Nächstes Jahr finden vier ostdeutsche Landtagswahlen statt und natürlich die Bundestagswahl. Der Kampf gegen die rechten Populisten wird sehr über die Zukunft der ostdeutschen Demokratie entscheiden. Wir müssen die Feinde der Demokratie bekämpfen. Dafür müssen wir zeigen, dass wir einen Plan haben. Einen Plan, wie wir zu gleichwertigen Lebensverhältnissen in ganz Deutschland kommen. Eine Antwort darauf, wie wir ländliche Regionen nicht von der Digitalisierung abhängen. Ein klares Ja auf die Frage geben, ob es Deinen Kindern mal besser gehen wird als Dir und ein klares Nein auf die Frage, ob die Gesundheitsversorgung vom Wohnort abhängt.

SPD Teil der friedlichen Revolution

Die SPD und die Ostdeutschen, das passt. Lassen wir uns nicht einreden, dass Helmut Kohl die deutsche Einheit gemacht hat.

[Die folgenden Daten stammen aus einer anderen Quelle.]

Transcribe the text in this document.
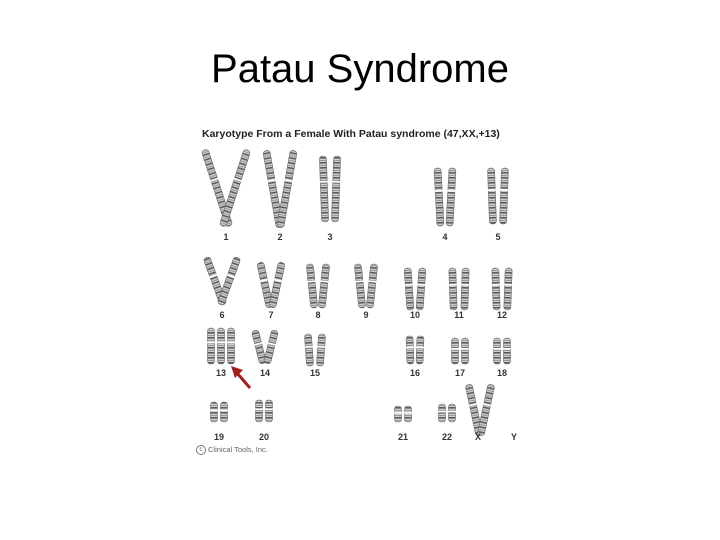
Patau Syndrome
1	2	3	4	5
6	7	8	9	10	11	12
13	14	15	16	17	18
19	20	21	22	X	Y
Karyotype From a Female With Patau syndrome (47,XX,+13)
c Clinical Tools, Inc.
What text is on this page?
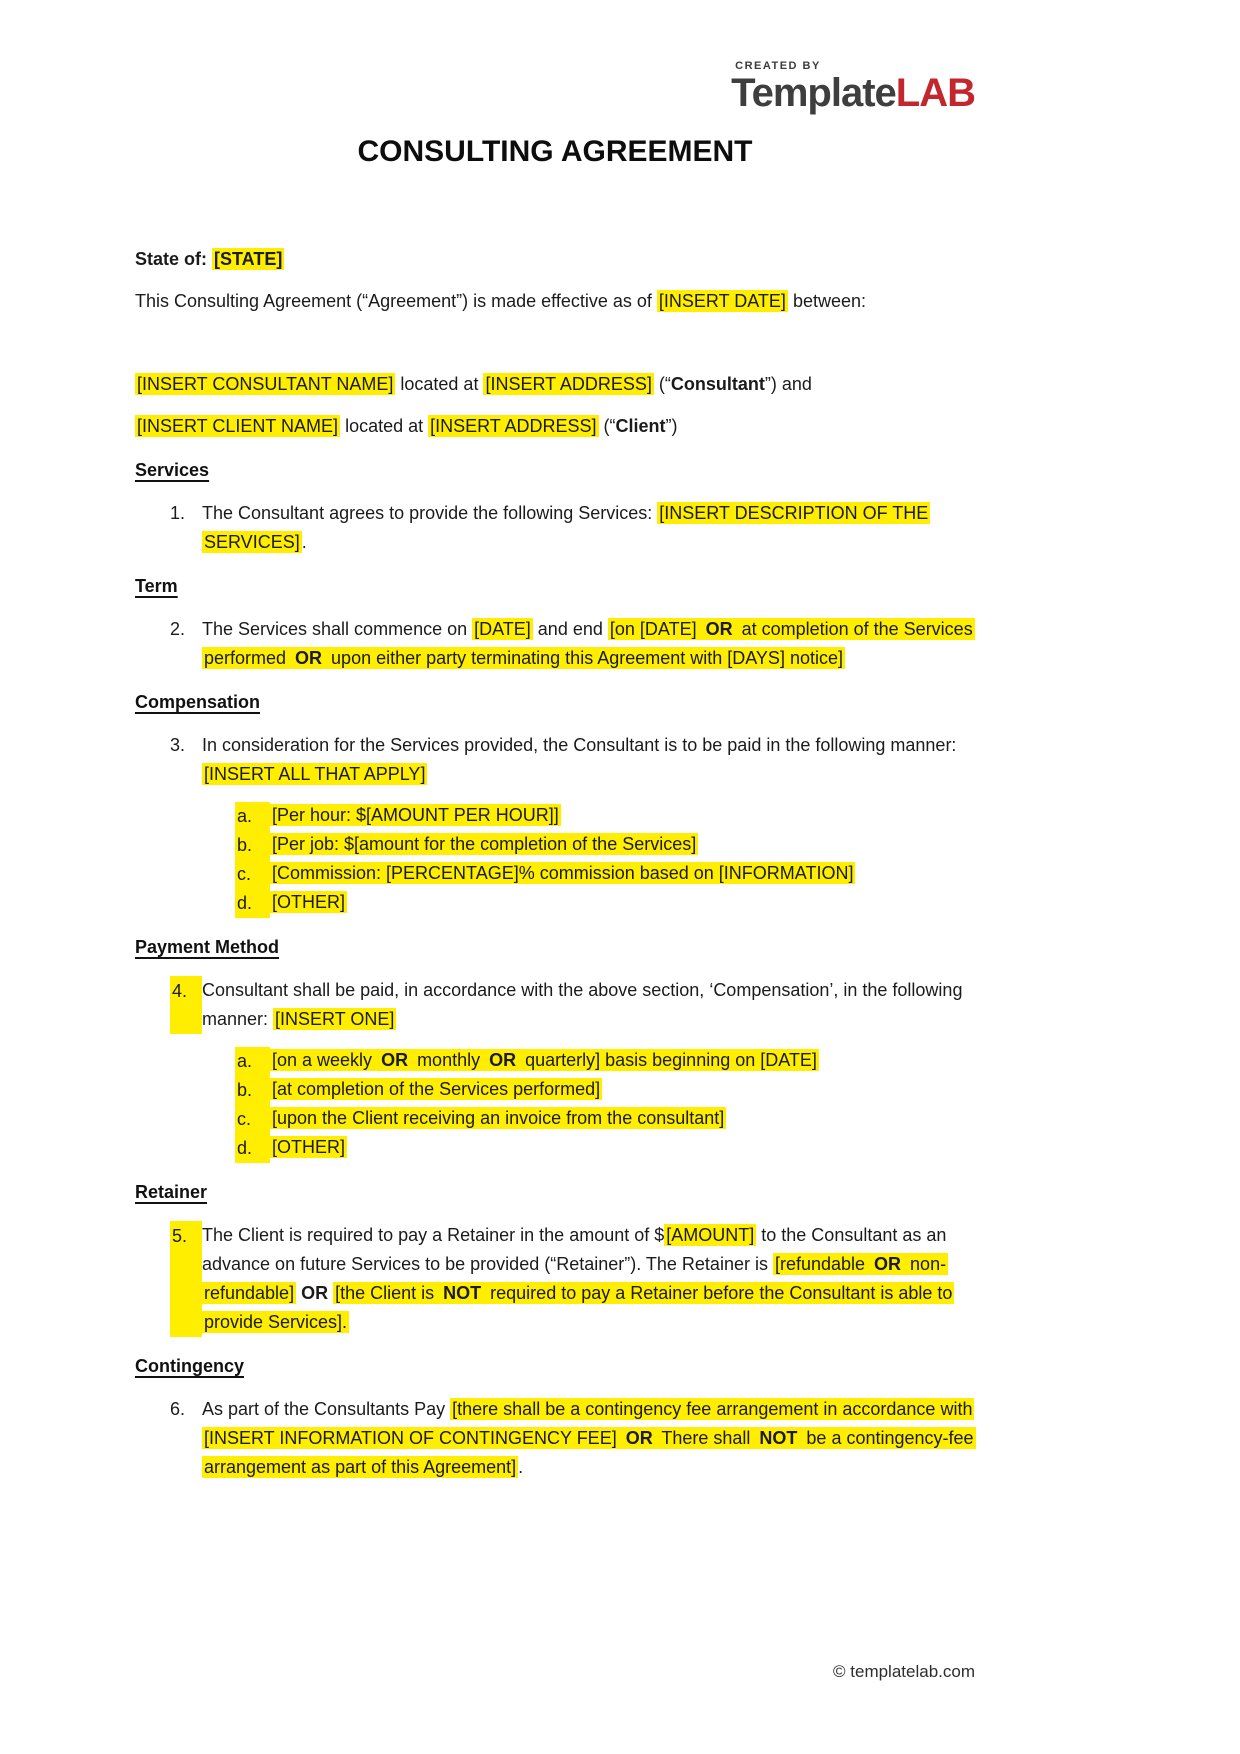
CREATED BY
TemplateLAB
CONSULTING AGREEMENT
State of: [STATE]
This Consulting Agreement (“Agreement”) is made effective as of [INSERT DATE] between:
[INSERT CONSULTANT NAME] located at [INSERT ADDRESS] (“Consultant”) and
[INSERT CLIENT NAME] located at [INSERT ADDRESS] (“Client”)
Services
1. The Consultant agrees to provide the following Services: [INSERT DESCRIPTION OF THE SERVICES] .
Term
2. The Services shall commence on [DATE] and end [on [DATE] OR at completion of the Services performed OR upon either party terminating this Agreement with [DAYS] notice]
Compensation
3. In consideration for the Services provided, the Consultant is to be paid in the following manner: [INSERT ALL THAT APPLY]
a.	[Per hour: $[AMOUNT PER HOUR]]
b.	[Per job: $[amount for the completion of the Services]
c.	[Commission: [PERCENTAGE]% commission based on [INFORMATION]
d.	[OTHER]
Payment Method
4. Consultant shall be paid, in accordance with the above section, ‘Compensation’, in the following manner: [INSERT ONE]
a.	[on a weekly OR monthly OR quarterly] basis beginning on [DATE]
b.	[at completion of the Services performed]
c.	[upon the Client receiving an invoice from the consultant]
d.	[OTHER]
Retainer
5. The Client is required to pay a Retainer in the amount of $ [AMOUNT] to the Consultant as an advance on future Services to be provided (“Retainer”). The Retainer is [refundable OR non-refundable] OR [the Client is NOT required to pay a Retainer before the Consultant is able to provide Services].
Contingency
6. As part of the Consultants Pay [there shall be a contingency fee arrangement in accordance with [INSERT INFORMATION OF CONTINGENCY FEE] OR There shall NOT be a contingency-fee arrangement as part of this Agreement] .
© templatelab.com
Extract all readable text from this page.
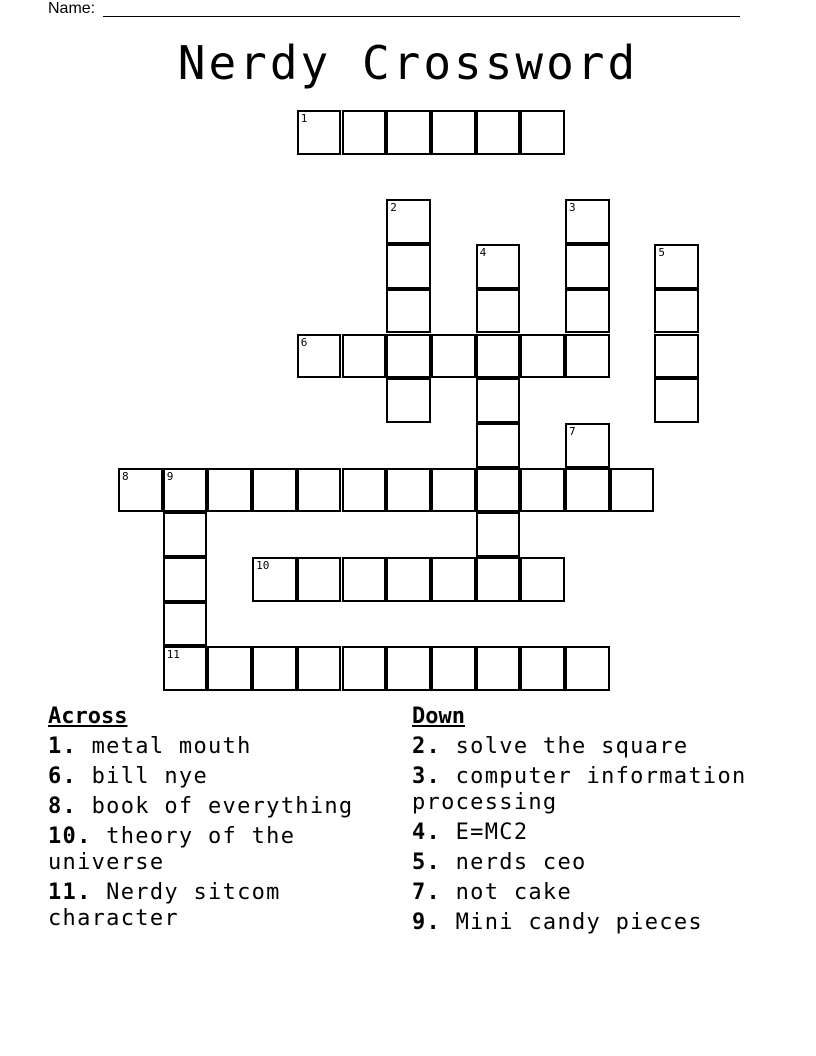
Name:
Nerdy Crossword
1
2	3
4	5
6
7
8	9
11
10
Across
1. metal mouth
6. bill nye
8. book of everything
10. theory of the universe
11. Nerdy sitcom character
Down
2. solve the square
3. computer information processing
4. E=MC2
5. nerds ceo
7. not cake
9. Mini candy pieces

Willy Brandt hat mit seiner Ostpolitik die ersten Löcher in den Eisernen Vorhang geschlagen, die Gründer der SDP waren Teil der friedlichen Revolution und wir können stolz auf sie sein. Die heutige ostdeutsche Sozialdemokratie ist an allen Landesregierungen beteiligt und stellt mit Dietmar Woidke und Manuela Schwesig zwei herausragende Regierungschefs.

Nächstes Jahr entscheidet sich viel für die ostdeutsche Gesellschaft. Die Sozialdemokratie kann dafür sorgen, dass spätestens am 40. Jahrestag der deutschen Einheit ganz klar mehr gefeiert als gemeckert wird.